Os crimes do pieguismo

A grande coisa sobre o olhar não é sobre analisar ele, na frieza de algum gabinete ou de algum tipo de repartição pública. Daí, talvez, aquele ditado popular tenha surgido antes de ser tornar um clichê. “Os olhos são a janela da alma” existe algo do mundo vivo aí que pouco se apreende, uma vez que isso se tornou popular. Vivemos em um mundo escasso de alma, daí o grande crime de que essa frase tenha se tornado um ditado popular: ela jamais poderia ser atribuída a todos.
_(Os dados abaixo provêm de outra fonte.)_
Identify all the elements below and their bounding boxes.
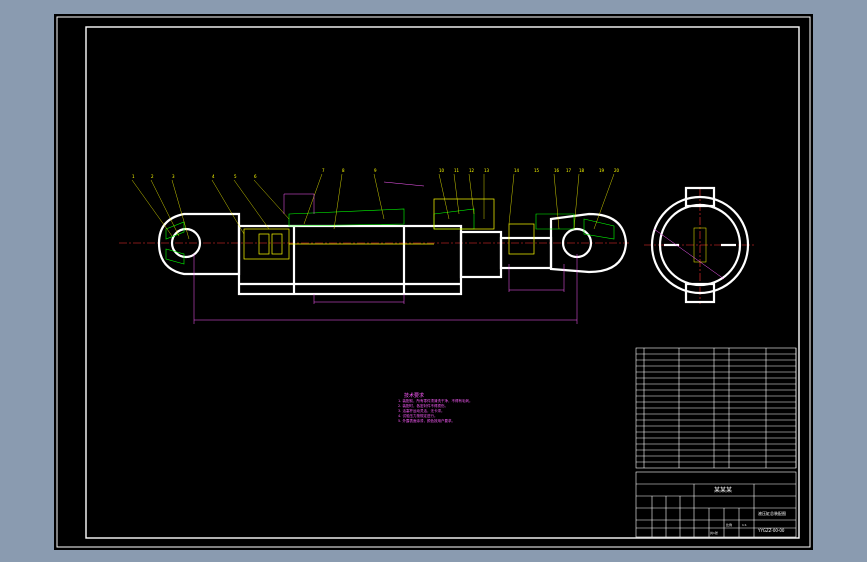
- tech-requirement-item: 5. 外露表面涂漆，颜色按用户要求。: [398, 419, 455, 423]
- balloon-label: 13: [484, 168, 490, 173]
- assembly-drawing: [56, 16, 811, 548]
- balloon-label: 20: [614, 168, 620, 173]
- tech-requirements: 技术要求 1. 装配前，所有零件须清洗干净，不得有毛刺。 2. 装配时，各密封件不…: [398, 394, 472, 424]
- balloon-label: 12: [469, 168, 475, 173]
- balloon-label: 1: [132, 174, 135, 179]
- tech-requirements-list: 1. 装配前，所有零件须清洗干净，不得有毛刺。 2. 装配时，各密封件不得损伤。 3…: [398, 399, 472, 424]
- balloon-label: 14: [514, 168, 520, 173]
- balloon-label: 19: [599, 168, 605, 173]
- balloon-label: 4: [212, 174, 215, 179]
- balloon-label: 15: [534, 168, 540, 173]
- scale-value: 1:1: [742, 523, 747, 527]
- dimension-lines: [193, 181, 578, 324]
- outer-frame: [56, 16, 811, 548]
- cad-viewer: 1 2 3 4 5 6 7 8 9 10 11 12 13 14 15 16 17 18 19 20 技术要求 1. …: [0, 0, 867, 562]
- product-name: 液压缸总装配图: [758, 511, 786, 516]
- scale-label: 比例: [726, 523, 733, 527]
- balloon-label: 11: [454, 168, 460, 173]
- balloon-label: 10: [439, 168, 445, 173]
- balloon-label: 9: [374, 168, 377, 173]
- balloon-label: 2: [151, 174, 154, 179]
- balloon-label: 5: [234, 174, 237, 179]
- sheet-label: 共1张: [710, 531, 718, 535]
- internal-parts: [243, 198, 535, 260]
- balloon-label: 18: [579, 168, 585, 173]
- balloon-label: 3: [172, 174, 175, 179]
- balloon-label: 7: [322, 168, 325, 173]
- balloon-label: 17: [566, 168, 572, 173]
- cylinder-body: [157, 212, 628, 296]
- balloon-label: 6: [254, 174, 257, 179]
- drawing-canvas[interactable]: 1 2 3 4 5 6 7 8 9 10 11 12 13 14 15 16 17 18 19 20 技术要求 1. …: [54, 14, 813, 550]
- parts-list-table: [635, 347, 797, 469]
- hatch-sections: [165, 208, 615, 265]
- balloon-label: 8: [342, 168, 345, 173]
- balloon-label: 16: [554, 168, 560, 173]
- company-name: 某某某: [714, 487, 733, 494]
- inner-frame: [85, 26, 800, 539]
- drawing-number: YYGZZ-00-00: [758, 528, 785, 533]
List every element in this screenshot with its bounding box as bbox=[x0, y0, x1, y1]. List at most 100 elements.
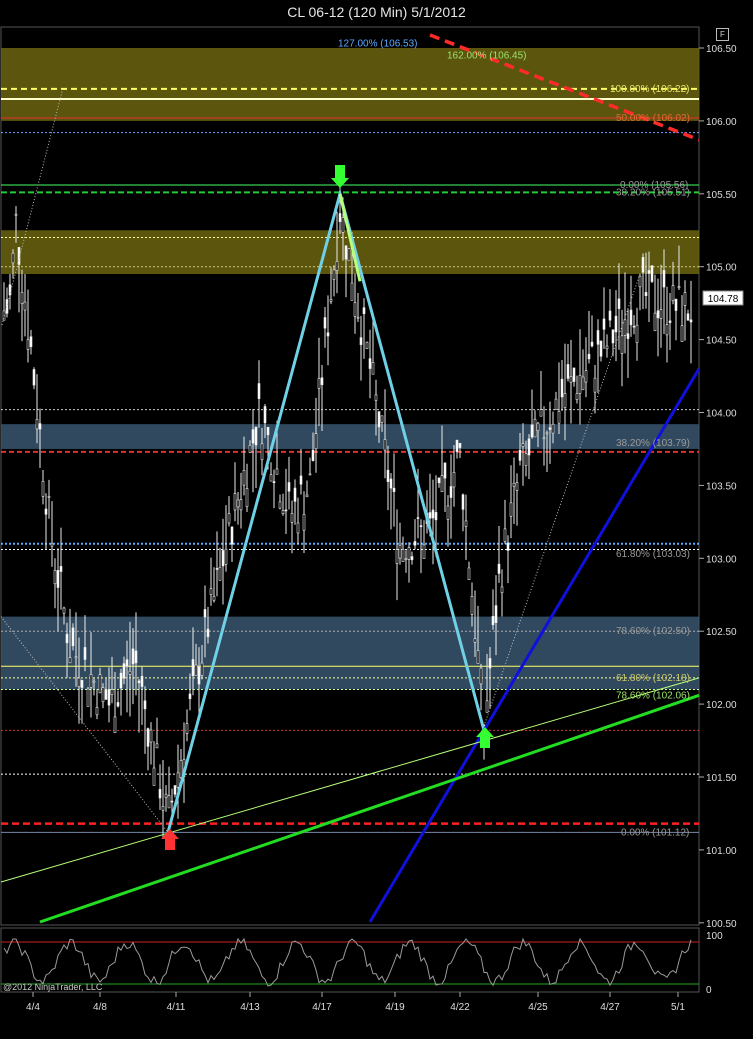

Quando digo alma aqui não quero dizer daquela alma religiosa, falo da alma helênica e dionisíaca. Certamente o tipo de alma que se perdeu em mirabolantes planos cartesianos, daquela que se perde nas aulas de matemática e também nas aulas de história: outro crime, termos conseguido que se perdesse até mesmo nas aulas de arte. Eu falo aqui da alma que não admite a domesticação, o pudor e, sobretudo, a moral. Quando eu penso nessa frase penso também no que a nossa ruminância cultura fez com Carpe diem e a imposição de sentimentos.

A alma helênica é aquela embriaga, entorpecida de sua razão. É aquela que sabe que existe mais de mundo no que sentimos do que naquilo que pensamos, é o que há de selvagem e bestial.

Certa vez, em um aniversário de um amigo, disse que não existe ética no prazer. Bom, é exatamente sobre isso. Jamais poderemos apreender o valor de “os olhos são a janela da alma” enquanto quisermos ser éticos em relação ao que sentimos, jamais poderemos efetivamente sentir o olhar ao invés de analisar. Alguns até fazem aquela alquimia psicológica de linguagem corporal, usam disso para seduzir. Que ponto a racionalização do sentir nos levou, não é? À beira de uma bestial linha de produção do afeto, uma indústria do desejo e um varejo do amor... Avisem-me quando chegar o dia que consigam comercializar Dionísio nas lojas americanas.

Eu sinto essa alma quando no olhar da pessoa existe um quê de vampiro, algo que poderia facilmente entrar na casa do dono sem a menor resistência daquele tipo de apaixonado e, ainda assim, quer permissão para tanto. Quando o olhar é sobre sentir a beleza em coisas inauditas aos críticos, aos moralistas e em geral na gente pobre de vontade, pobre de alma. Talvez um dia eu mude minha orientação em relação à pena para acrescentar somente esses dois delitos: a) tornar clichê o que há de mais divino e animalesco; b) terem imposto a felicidade como lei e, consequentemente, também a impostura da felicidade.